Along similar lines, Mill argues that intellectual happiness exceeds that of bodily happiness. Unlike Jeremy Bentham – who considered all forms of happiness to be equal – Mill believes we should show a preference to the ‘higher’ forms of intellectual activity. His reasoning is as follows: if you ask someone acquainted with both forms of happiness, which one will they consider to be the greater of the two pleasures? Mill believes that this person will always choose the higher pleasure. No intelligent being will consent to having their intelligence lowered to that of a ‘fool’ or an animal. Mill believes this proves that we really desire intellectual pleasures more than anything.
As a philosopher, we can see why such a point-of-view appealed to Mill, but it is difficult to see how we can convince the ‘common person’ that intellectual pleasures are more worthwhile than bodily pleasures. Is it also really true that someone acquainted with both would always choose the intellectual pleasures? Everyone needs to relax in some way, and if this means bodily pleasure, it’s difficult to conclude that this is a lesser pleasure.

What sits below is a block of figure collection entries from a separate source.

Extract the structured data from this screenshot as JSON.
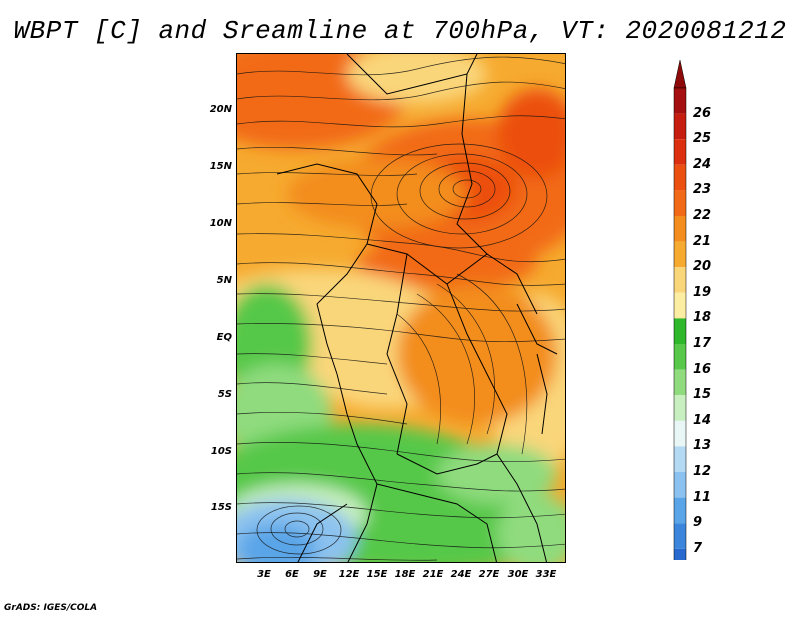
{
  "title": "WBPT [C] and Sreamline at 700hPa, VT: 2020081212",
  "footer": "GrADS: IGES/COLA",
  "map": {
    "variable": "Wet-bulb potential temperature",
    "units": "C",
    "level": "700hPa",
    "valid_time": "2020081212",
    "lat_labels": [
      "20N",
      "15N",
      "10N",
      "5N",
      "EQ",
      "5S",
      "10S",
      "15S"
    ],
    "lon_labels": [
      "3E",
      "6E",
      "9E",
      "12E",
      "15E",
      "18E",
      "21E",
      "24E",
      "27E",
      "30E",
      "33E"
    ]
  },
  "colorbar": {
    "labels": [
      "26",
      "25",
      "24",
      "23",
      "22",
      "21",
      "20",
      "19",
      "18",
      "17",
      "16",
      "15",
      "14",
      "13",
      "12",
      "11",
      "9",
      "7"
    ],
    "colors": [
      "#a50f0f",
      "#c51d10",
      "#db2f0f",
      "#ec5011",
      "#f26a18",
      "#f38d1e",
      "#f6aa2f",
      "#fad67a",
      "#fbeea3",
      "#2fb82b",
      "#57c84a",
      "#8fdb7e",
      "#c8efc0",
      "#e9f6f6",
      "#b3d9f3",
      "#8cc2ef",
      "#5aa5e8",
      "#3b86dc",
      "#2869cf"
    ],
    "top_arrow_color": "#8e0a0a",
    "bottom_arrow_color": "#2a5fd1"
  }
}
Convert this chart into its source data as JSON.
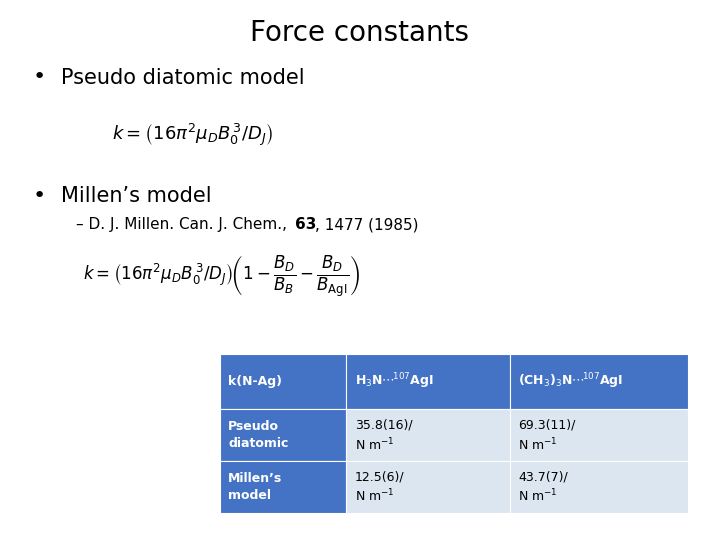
{
  "title": "Force constants",
  "title_fontsize": 20,
  "background_color": "#ffffff",
  "bullet1": "Pseudo diatomic model",
  "bullet1_fontsize": 15,
  "bullet2": "Millen’s model",
  "bullet2_fontsize": 15,
  "subbullet2_fontsize": 11,
  "table_header_bg": "#4472C4",
  "table_header_fg": "#ffffff",
  "table_col1_bg": "#4472C4",
  "table_col1_fg": "#ffffff",
  "table_data_bg": "#dce6f1",
  "row_labels": [
    "Pseudo\ndiatomic",
    "Millen’s\nmodel"
  ],
  "data_col2_line1": [
    "35.8(16)/",
    "12.5(6)/"
  ],
  "data_col3_line1": [
    "69.3(11)/",
    "43.7(7)/"
  ],
  "nm_label": "N m⁻¹"
}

Perhaps a more realistic model here is that both intellectual pleasures and bodily pleasures are equally as important. By following Mill and preferring intellectual pleasures, this opens up utilitarianism to the objection that it is an elitist system.

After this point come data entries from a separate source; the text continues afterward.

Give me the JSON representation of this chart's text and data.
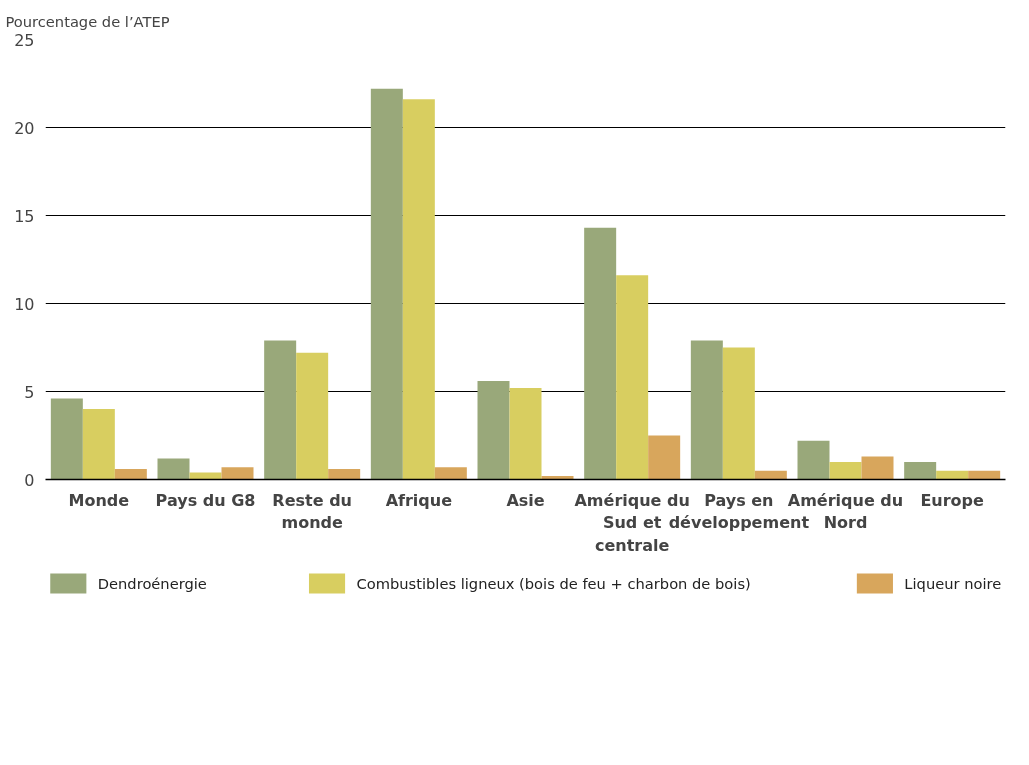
{
  "chart_data": {
    "type": "bar",
    "ylabel": "Pourcentage de l’ATEP",
    "categories": [
      "Monde",
      "Pays du G8",
      "Reste du monde",
      "Afrique",
      "Asie",
      "Amérique du Sud et centrale",
      "Pays en développement",
      "Amérique du Nord",
      "Europe"
    ],
    "series": [
      {
        "name": "Dendroénergie",
        "color": "#99a87a",
        "values": [
          4.6,
          1.2,
          7.9,
          22.2,
          5.6,
          14.3,
          7.9,
          2.2,
          1.0
        ]
      },
      {
        "name": "Combustibles ligneux (bois de feu + charbon de bois)",
        "color": "#d8ce60",
        "values": [
          4.0,
          0.4,
          7.2,
          21.6,
          5.2,
          11.6,
          7.5,
          1.0,
          0.5
        ]
      },
      {
        "name": "Liqueur noire",
        "color": "#d8a65c",
        "values": [
          0.6,
          0.7,
          0.6,
          0.7,
          0.2,
          2.5,
          0.5,
          1.3,
          0.5
        ]
      }
    ],
    "ylim": [
      0,
      25
    ],
    "yticks": [
      0,
      5,
      10,
      15,
      20,
      25
    ],
    "grid": "y",
    "legend": "bottom"
  }
}
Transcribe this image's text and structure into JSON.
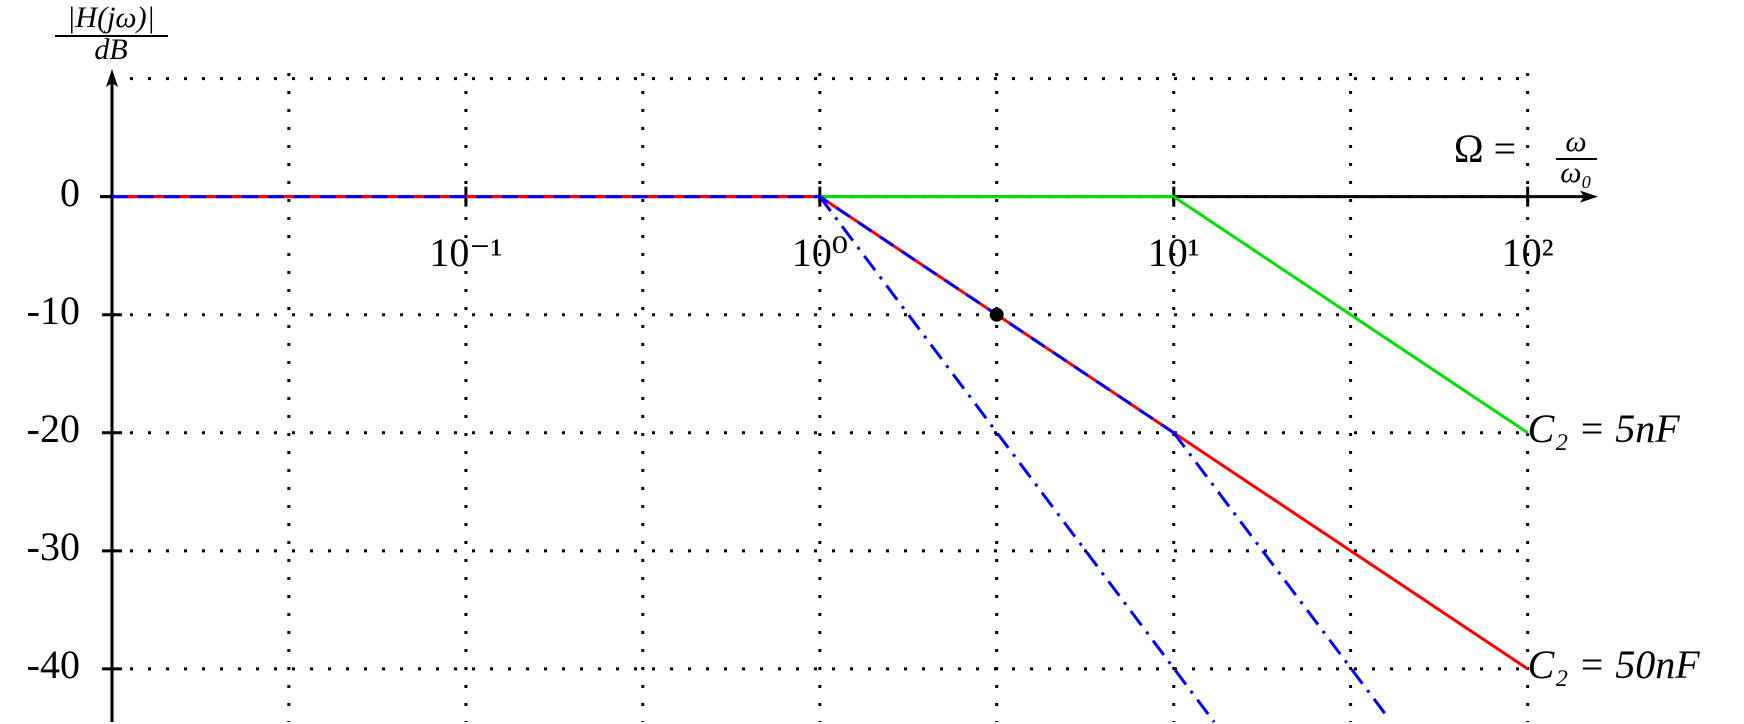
{
  "chart_data": {
    "type": "line",
    "x_scale": "log",
    "xlim": [
      0.01,
      150
    ],
    "ylim": [
      -44.5,
      12
    ],
    "xticks": [
      {
        "value": 0.1,
        "label": "10⁻¹"
      },
      {
        "value": 1,
        "label": "10⁰"
      },
      {
        "value": 10,
        "label": "10¹"
      },
      {
        "value": 100,
        "label": "10²"
      }
    ],
    "yticks": [
      0,
      -10,
      -20,
      -30,
      -40
    ],
    "grid_x": [
      0.01,
      0.0316,
      0.1,
      0.316,
      1,
      3.16,
      10,
      31.6,
      100
    ],
    "grid_y": [
      10,
      0,
      -10,
      -20,
      -30,
      -40
    ],
    "y_label": {
      "num": "|H(jω)|",
      "den": "dB"
    },
    "x_label": {
      "lhs": "Ω =",
      "num": "ω",
      "den": "ω₀"
    },
    "series": [
      {
        "name": "C₂ = 5nF",
        "color": "#00e000",
        "dash": "solid",
        "x": [
          1,
          10,
          100
        ],
        "values": [
          0,
          0,
          -20
        ]
      },
      {
        "name": "C₂ = 50nF",
        "color": "#ff0000",
        "dash": "solid",
        "x": [
          0.01,
          1,
          100
        ],
        "values": [
          0,
          0,
          -40
        ]
      },
      {
        "color": "#0000ff",
        "dash": "dashed",
        "x": [
          0.01,
          1,
          10
        ],
        "values": [
          0,
          0,
          -20
        ]
      },
      {
        "color": "#0000ff",
        "dash": "dashdot",
        "x": [
          1,
          13
        ],
        "values": [
          0,
          -44.5
        ]
      },
      {
        "color": "#0000ff",
        "dash": "dashdot",
        "x": [
          10,
          40
        ],
        "values": [
          -20,
          -44
        ]
      }
    ],
    "points": [
      {
        "x": 3.16,
        "value": -10,
        "color": "#000000"
      }
    ]
  }
}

The next question worth asking Mill is why he considers happiness to be the ultimate end, when in fact people will often have other ends in mind. Possible ends include money, power, fame and virtue. Mill discusses this question in depth in chapter 4 of ‘Utilitarianism’ and concludes that all these other ends still have happiness as the ultimate end.
If we consider the example of someone who loves money, we will have to ask him why he loves money. This person will respond that he wants to live in a large house with lots of expensive furniture. So we’ve determined straightaway that money is not the ultimate end, rather it leads to the ability to acquire more property. But is that still the ultimate end? Mill would argue ‘no’. He wants the fancy house because he believes it will make him happier. I believe Mill is persuasive on this point. As he himself points us, even if we don’t agree that pleasure is a suitable goal, we must at least agree that a life free of pain is worthwhile. Utilitarianism is concerned with both – an increase of pleasure, and a decrease of pain.
To conclude, I would agree that Mill offers a suitable candidate for why we should follow a moral theory. It is difficult to think of any other reason apart from happiness why we should act in an ethical fashion towards others. And he is right to confirm that overall happiness is more important than the happiness of the agent. Any persuasive theory of ethics should have the community in mind, since this is what ethics concerns, our interactions and relationships with other people. Although the actual doctrine of utilitarianism might lead to unfair results in some cases, such as the exploitation of minorities, we should not ignore Mill’s general message. Happiness is a goal worth pursuing as an end, not just as a means.